アンコール・ワット, カンボジア北西部にある寺院
アンコール・ワットはカンボジア、シェムリアップ州にある仏教寺院で、3つの長方形の回廊からそびえる5つの石造りの塔で建てられています。周囲は全長5キロメートル以上の堀に囲まれており、夜明けには塔が水面に映ります。
スーリヤヴァルマン2世は、約1122年にヒンドゥー教の神ヴィシュヌのためにこの寺院の建設を命じ、工事はクメール帝国の最盛期にあたる1150年頃に完了しました。その後数世紀にわたって、古い石像を取り除くことなく仏教の僧院へと変わりました。
僧侶たちは毎朝、サフラン色の僧衣をまとい、瞑想と祈りのためにやって来ます。この場所が今も宗教的な意味を持つことを訪れる人々に思い起こさせます。地元の人々は、古代の回廊に置かれた仏像の前でお香を焚き、供え物をすることがよくあります。

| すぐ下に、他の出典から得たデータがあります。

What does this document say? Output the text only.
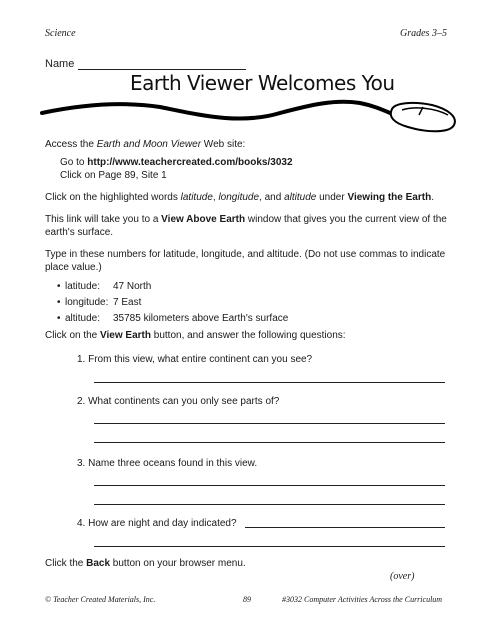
Science	Grades 3–5
Name
Earth Viewer Welcomes You

Access the Earth and Moon Viewer Web site:

Go to http://www.teachercreated.com/books/3032

Click on Page 89, Site 1

Click on the highlighted words latitude, longitude, and altitude under Viewing the Earth.

This link will take you to a View Above Earth window that gives you the current view of the
earth's surface.

Type in these numbers for latitude, longitude, and altitude. (Do not use commas to indicate
place value.)

• latitude: 47 North
• longitude: 7 East
• altitude: 35785 kilometers above Earth's surface

Click on the View Earth button, and answer the following questions:

1. From this view, what entire continent can you see?

2. What continents can you only see parts of?

3. Name three oceans found in this view.

4. How are night and day indicated?

Click the Back button on your browser menu.

(over)
© Teacher Created Materials, Inc.	89	#3032 Computer Activities Across the Curriculum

訪問者は、混雑を避け、写真撮影に最適な光を得るために、特に5月から10月の雨季には早朝に到着することをお勧めします。回廊の間の道はでこぼこしていることがあるため、歩きやすい靴が重要です。
この寺院は東ではなく西を向いています。これは異例であり、当初は葬送記念碑としての役割があったことを示している可能性があります。学者たちは、この向きがヒンドゥー宇宙論における死に関する考え方と関連していると考えています。